Au moment de mettre un terme à l’entrevue, Mme De Carufel demande si elle peut ajouter quelques éléments. Des remerciements, en fait.

J’aimerais pouvoir remercier sincèrement ma famille et mon mari qui m’appuient de façon incroyable.

Annick De Carufel

Son mari qui sera le seul à l’accompagner au sud de la frontière, en raison de la COVID-19. Il la ravitaillera en eau et en nourriture, entre autres.

« Ça va être hyper exigeant, mais c’est mon fan numéro 1 ! affirme-t-elle. Des fois, je nage dans ma piscine à 3 h du matin, je vais arriver à 5 h dans le garage pour partir en vélo et j’ai une petite affiche qui me dit : ‟Ta chaîne est graissée, tes pneus sont gonflés, bonne run, je t’aime. » C’est touchant. Ça fait 30 ans que je suis mariée et il est fin comme ça. »

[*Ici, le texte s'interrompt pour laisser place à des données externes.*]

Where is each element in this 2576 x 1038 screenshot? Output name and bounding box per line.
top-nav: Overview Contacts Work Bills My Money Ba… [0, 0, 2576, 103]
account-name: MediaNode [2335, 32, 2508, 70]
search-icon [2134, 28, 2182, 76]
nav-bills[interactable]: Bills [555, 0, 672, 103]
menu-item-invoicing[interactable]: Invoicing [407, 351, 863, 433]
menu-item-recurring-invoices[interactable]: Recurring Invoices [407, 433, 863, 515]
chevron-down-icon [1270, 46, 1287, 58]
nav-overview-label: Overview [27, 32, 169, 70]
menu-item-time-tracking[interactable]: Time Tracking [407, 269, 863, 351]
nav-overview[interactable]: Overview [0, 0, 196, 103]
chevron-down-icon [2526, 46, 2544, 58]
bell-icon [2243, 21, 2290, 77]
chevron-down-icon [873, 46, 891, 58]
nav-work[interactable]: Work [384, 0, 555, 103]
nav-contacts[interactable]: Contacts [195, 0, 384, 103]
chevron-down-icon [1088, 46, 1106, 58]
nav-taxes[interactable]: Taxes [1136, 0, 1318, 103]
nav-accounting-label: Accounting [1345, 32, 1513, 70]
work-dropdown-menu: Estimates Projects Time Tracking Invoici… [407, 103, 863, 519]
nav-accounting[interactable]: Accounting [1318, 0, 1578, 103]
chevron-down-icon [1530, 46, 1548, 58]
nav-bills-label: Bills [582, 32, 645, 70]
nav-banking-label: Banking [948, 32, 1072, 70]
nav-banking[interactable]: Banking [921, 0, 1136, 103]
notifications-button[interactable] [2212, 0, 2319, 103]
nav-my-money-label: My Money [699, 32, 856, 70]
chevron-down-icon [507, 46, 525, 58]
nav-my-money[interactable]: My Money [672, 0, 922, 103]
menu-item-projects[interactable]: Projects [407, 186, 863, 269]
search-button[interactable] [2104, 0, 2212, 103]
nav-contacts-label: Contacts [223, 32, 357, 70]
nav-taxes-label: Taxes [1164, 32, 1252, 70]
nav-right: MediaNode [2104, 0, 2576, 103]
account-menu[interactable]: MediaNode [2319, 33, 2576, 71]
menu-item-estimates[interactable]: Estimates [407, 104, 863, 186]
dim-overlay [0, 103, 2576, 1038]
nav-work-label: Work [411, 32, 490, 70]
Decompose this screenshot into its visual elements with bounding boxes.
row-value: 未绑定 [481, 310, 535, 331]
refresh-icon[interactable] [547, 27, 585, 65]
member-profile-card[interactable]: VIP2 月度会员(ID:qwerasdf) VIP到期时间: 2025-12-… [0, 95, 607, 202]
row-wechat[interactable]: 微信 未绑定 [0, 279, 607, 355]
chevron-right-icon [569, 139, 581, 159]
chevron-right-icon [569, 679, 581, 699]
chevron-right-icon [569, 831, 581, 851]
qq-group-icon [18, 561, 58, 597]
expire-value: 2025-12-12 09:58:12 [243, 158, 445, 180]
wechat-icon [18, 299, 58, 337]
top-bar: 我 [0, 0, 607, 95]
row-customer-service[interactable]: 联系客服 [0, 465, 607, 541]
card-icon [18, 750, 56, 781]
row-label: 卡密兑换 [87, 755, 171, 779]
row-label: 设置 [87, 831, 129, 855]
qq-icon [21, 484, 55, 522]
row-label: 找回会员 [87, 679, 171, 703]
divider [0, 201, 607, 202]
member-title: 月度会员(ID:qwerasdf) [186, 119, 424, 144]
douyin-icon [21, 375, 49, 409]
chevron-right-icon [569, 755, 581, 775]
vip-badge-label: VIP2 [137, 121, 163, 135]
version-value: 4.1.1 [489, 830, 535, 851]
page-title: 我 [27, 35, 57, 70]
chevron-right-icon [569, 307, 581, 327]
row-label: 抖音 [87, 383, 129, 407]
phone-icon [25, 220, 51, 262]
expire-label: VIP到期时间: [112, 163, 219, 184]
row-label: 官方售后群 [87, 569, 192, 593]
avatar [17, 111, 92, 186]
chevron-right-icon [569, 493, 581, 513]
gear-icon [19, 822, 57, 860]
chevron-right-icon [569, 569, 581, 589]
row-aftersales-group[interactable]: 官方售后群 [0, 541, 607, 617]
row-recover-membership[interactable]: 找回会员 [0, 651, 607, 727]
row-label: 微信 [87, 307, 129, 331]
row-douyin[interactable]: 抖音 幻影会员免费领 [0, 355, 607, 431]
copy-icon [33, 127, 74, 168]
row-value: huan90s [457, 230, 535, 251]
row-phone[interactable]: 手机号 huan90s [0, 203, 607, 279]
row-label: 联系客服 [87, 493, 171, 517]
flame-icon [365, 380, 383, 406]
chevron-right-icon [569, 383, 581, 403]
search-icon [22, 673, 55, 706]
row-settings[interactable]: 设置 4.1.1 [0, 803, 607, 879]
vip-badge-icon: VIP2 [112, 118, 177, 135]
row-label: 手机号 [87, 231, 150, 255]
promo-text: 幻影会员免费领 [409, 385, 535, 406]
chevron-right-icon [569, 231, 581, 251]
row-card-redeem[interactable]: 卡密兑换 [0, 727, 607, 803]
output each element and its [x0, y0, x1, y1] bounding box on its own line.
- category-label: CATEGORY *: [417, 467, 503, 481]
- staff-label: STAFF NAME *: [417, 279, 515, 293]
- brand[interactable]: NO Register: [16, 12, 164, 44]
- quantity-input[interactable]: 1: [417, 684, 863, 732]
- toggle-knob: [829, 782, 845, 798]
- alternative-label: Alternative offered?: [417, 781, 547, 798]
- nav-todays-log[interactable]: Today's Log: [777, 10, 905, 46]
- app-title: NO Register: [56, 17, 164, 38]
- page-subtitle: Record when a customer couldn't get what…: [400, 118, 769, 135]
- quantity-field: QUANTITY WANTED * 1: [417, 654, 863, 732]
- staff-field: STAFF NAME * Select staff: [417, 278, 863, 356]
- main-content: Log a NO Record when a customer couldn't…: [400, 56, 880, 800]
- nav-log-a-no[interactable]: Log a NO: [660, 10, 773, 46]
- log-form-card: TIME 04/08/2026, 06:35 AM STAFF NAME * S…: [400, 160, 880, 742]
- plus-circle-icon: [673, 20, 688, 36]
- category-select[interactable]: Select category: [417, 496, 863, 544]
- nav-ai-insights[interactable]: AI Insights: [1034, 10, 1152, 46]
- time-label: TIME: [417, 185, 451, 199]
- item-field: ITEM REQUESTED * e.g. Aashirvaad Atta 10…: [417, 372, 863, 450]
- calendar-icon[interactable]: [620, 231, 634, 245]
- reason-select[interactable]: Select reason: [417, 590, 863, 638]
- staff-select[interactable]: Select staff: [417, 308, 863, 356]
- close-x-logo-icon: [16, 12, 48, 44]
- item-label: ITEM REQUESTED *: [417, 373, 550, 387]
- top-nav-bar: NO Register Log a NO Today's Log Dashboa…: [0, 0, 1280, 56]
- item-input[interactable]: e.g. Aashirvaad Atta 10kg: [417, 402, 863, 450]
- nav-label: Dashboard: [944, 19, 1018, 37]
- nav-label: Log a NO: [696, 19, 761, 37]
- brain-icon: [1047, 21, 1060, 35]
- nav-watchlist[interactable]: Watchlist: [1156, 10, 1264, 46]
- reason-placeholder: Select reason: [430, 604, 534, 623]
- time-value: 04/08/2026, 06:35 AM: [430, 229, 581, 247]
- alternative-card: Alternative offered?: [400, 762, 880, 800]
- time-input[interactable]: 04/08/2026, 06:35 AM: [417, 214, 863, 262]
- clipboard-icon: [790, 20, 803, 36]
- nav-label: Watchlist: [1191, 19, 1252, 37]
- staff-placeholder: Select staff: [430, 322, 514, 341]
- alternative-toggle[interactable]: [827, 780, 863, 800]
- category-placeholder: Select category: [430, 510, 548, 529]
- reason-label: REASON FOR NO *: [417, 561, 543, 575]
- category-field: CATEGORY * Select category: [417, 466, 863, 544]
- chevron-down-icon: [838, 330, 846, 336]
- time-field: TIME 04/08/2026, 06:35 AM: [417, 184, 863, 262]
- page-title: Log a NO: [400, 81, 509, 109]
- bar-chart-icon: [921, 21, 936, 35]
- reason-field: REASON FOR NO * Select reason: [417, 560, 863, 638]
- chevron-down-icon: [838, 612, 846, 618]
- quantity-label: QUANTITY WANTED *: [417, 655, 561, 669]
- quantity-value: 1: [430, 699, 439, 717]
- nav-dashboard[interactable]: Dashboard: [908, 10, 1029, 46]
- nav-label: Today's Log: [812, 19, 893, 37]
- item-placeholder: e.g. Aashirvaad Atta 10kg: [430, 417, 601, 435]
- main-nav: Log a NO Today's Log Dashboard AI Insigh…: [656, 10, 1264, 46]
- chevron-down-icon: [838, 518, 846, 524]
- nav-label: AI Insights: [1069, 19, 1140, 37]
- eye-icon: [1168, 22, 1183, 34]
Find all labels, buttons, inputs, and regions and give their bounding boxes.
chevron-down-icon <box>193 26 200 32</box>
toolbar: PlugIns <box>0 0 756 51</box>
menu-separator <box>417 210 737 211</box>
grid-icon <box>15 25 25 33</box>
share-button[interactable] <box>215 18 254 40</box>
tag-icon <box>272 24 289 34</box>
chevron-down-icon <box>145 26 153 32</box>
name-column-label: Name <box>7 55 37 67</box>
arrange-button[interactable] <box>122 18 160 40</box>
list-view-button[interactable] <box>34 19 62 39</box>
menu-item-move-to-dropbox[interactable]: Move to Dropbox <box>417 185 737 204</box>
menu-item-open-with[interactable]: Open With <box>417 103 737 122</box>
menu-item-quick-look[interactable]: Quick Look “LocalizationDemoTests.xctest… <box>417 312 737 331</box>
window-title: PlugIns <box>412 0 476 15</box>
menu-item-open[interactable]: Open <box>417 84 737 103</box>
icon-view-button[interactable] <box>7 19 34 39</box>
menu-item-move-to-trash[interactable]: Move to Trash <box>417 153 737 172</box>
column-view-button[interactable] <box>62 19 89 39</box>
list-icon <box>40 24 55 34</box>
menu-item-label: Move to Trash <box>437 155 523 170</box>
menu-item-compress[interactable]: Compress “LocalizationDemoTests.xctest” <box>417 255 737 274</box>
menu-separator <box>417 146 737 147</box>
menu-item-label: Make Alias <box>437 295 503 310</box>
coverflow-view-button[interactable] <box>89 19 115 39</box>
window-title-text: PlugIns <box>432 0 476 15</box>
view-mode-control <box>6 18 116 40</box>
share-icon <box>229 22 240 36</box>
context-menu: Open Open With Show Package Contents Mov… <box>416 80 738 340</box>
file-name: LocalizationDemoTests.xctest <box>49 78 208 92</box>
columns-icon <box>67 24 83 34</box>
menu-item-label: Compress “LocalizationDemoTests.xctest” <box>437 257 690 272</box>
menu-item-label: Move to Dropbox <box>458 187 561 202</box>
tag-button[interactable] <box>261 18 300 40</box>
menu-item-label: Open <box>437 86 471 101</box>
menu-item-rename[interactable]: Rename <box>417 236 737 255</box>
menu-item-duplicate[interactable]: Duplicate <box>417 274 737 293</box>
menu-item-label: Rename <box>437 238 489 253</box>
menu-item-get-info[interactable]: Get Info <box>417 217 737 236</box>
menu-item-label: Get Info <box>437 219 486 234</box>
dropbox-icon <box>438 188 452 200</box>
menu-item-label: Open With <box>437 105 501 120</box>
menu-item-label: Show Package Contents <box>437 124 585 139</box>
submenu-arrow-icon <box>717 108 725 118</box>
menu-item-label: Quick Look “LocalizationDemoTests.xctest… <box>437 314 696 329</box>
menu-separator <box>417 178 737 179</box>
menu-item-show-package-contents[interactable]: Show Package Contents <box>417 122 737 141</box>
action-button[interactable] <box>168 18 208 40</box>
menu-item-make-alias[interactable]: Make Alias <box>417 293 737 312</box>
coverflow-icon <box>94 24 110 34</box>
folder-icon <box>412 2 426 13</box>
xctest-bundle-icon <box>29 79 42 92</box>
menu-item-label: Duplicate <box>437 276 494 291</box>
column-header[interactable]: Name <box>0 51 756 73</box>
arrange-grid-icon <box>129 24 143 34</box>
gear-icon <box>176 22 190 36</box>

Elle tient aussi à parler de son coach, Jean-Frédéric Fortin, entraîneur de triathlètes, « d’une générosité incroyable ».

« À la base, il aurait très bien pu dire : ‟Tu es un peu vieille pour que j’investisse autant de temps avec toi… « Mais non, il a embarqué à pieds joints. »

Et, finalement, Cycles Marinoni, chez qui elle s’est procuré cette année son premier vélo en carbone.

« Rendue à 51 ans, la madame veut un peu de confort ! Et ils ont pris le temps de répondre à mes besoins. »

Voilà. La musique tourne, fin des remerciements. Place à la course.